The slower-evolving flights show more clearly what steps are involved. First, the signal for alarm is an abrupt rise of the head, bringing the nose level with the withers, combined with obvious body tension. If it was not the stallion who spotted the threat, he then stepped forward, staring, while the mares, glancing in the same direction, hurried to bunch together behind him, callingtheir foals to join them. If he then decided to whirl round and run, so did they. If he relaxed, so did they. In other words, the horse’s initial reaction to alarm is not, as we so often think, to flee, but to bunch together ready for flight. A horse that has strayed far from her herd and becomes startled similarly does not run away but back to the band, even if that actually brings her closer to whatever has scared her. Once with them, she calms down if they remain calm.

If bunching provides security, flight becomes unnecesary

 

 

Domestic groups that lack a stallion bunch together in the same way when startled. Their decision to flee is affected by the most nervous member. If no one starts running they all calm down, but once one flees, so do they all. Bunching precedes flight and if it provides sufficient security, there is no need for fight.

We can parallel these steps when leading out a youngster, a valuable part of early training in that it allows us to show him that we are unafraid and that he may rely on our judgement. When he stops, head high and obviously poised for flight, our best move is to step forward, stare fixedly in the same direction and then relax conspicuously. So will he. Yanking at the lead rope or ignoring his important communication isolates him in his fear. If he finds the security and knowledgeable calm in us that he finds in his natal band, he does not need to run away.

A startled horse may press or dive towards us. Some regard this as lack of respect for our space and scold him, but we do not have the same bodies as horses. Were we as big and long as they, he would stop at a certain distance when we filled most of his visual field, which we can never do. Putting a firm hand on his neck reminds him not to knock us off our feet while we stop, examine the ‘danger’, relax conspicuously and praise him for choosing us rather than flight.
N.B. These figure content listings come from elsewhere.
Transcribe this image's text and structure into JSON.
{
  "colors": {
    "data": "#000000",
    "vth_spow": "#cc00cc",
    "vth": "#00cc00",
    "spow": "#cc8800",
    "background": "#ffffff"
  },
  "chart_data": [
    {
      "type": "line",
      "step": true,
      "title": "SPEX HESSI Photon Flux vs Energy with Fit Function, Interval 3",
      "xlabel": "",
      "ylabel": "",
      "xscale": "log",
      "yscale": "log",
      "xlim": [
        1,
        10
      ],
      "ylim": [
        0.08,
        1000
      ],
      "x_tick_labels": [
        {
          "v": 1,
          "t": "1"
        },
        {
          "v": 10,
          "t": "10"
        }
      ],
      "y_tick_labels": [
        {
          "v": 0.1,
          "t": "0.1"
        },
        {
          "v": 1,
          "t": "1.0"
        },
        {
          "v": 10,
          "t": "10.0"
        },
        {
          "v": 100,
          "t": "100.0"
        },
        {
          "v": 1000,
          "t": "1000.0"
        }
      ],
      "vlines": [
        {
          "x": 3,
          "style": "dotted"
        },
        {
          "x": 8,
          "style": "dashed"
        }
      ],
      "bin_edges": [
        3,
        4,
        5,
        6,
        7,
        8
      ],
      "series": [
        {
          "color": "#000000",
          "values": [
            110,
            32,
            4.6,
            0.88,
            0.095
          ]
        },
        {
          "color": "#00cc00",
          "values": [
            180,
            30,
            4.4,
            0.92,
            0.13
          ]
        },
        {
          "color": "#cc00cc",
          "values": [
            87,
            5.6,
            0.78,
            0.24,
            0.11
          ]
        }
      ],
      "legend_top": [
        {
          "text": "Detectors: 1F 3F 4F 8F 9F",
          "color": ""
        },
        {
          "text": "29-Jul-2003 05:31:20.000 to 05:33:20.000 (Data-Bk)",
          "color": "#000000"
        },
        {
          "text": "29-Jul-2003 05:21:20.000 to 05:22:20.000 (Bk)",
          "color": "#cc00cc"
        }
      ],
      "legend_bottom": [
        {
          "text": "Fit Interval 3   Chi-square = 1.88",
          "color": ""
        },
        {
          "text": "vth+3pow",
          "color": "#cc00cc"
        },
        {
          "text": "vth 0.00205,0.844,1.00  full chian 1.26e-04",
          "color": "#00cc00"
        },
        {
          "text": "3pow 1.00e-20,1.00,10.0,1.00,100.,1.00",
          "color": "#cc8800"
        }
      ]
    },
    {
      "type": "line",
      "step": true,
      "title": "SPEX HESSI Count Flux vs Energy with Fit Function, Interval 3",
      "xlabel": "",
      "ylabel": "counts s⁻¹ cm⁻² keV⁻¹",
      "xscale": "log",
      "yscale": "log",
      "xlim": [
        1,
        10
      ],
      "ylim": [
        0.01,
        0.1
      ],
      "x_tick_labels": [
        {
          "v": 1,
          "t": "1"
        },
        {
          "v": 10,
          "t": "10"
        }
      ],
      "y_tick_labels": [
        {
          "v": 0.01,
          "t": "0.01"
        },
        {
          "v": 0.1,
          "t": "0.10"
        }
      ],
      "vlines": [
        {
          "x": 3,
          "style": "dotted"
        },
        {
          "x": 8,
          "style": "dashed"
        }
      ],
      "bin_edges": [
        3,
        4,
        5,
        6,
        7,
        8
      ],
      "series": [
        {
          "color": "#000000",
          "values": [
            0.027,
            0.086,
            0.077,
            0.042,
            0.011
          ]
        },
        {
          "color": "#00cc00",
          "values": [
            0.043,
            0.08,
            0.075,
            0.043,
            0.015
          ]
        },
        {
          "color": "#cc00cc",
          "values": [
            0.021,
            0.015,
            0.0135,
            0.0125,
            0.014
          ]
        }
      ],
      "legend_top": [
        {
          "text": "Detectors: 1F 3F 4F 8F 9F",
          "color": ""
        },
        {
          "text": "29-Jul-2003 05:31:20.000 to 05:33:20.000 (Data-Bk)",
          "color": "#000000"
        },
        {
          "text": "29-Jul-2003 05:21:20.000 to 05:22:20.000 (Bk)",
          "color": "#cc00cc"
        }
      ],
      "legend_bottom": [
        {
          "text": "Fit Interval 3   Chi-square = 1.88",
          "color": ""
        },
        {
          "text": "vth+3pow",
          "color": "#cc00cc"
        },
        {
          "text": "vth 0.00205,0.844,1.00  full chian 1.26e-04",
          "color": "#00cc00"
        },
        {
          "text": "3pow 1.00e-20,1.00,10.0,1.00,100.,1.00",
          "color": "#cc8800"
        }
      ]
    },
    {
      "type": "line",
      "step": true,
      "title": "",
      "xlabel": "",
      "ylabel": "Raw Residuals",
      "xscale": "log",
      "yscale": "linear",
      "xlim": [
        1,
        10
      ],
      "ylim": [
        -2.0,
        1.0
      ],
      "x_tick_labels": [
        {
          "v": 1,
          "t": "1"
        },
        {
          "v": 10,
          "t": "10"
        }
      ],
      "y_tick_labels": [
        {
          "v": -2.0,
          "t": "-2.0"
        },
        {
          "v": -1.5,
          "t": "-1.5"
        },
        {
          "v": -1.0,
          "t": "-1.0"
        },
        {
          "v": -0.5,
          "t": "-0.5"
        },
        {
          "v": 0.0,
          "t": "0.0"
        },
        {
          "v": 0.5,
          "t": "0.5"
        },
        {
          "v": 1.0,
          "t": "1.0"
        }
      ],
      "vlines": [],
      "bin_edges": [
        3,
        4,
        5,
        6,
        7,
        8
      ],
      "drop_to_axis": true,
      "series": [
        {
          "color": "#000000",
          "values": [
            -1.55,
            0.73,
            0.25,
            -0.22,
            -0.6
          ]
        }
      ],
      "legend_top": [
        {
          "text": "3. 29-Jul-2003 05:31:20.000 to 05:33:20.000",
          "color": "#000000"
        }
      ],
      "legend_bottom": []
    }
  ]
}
Round pen techniques can also incorporate rather than suppress the horse’s natural behaviour. Essentially we allow the horse to discover that we represent the same security as do his herd mates and that if he bunches with us he has no need for flight. Released with a rope tied round his neck and draped around his body, he is free to choose between fleeing or staying with us. Once he has tried both he is convinced that staying is better. Obviously, we must first have shown him that he is always safe in our hands: chasing him or repeatedly prodding him to show our inescapable control does not teach him we are pleasant, safe company.

 

What is striking about these simple techniques is how quickly and effectively horses learn to check their own flight reaction when they know that referring to us obviates its necessity. When startled out on a country ride, they simply stop and wait for our decision as to the gravity of the situation; many crane their heads round to look at us for advice. Suddenly the problem is not the horse’s reaction but ours. It takes us far longer to learn to control that instinctive tension and grab at the reins that tells him that we think flight is necessary.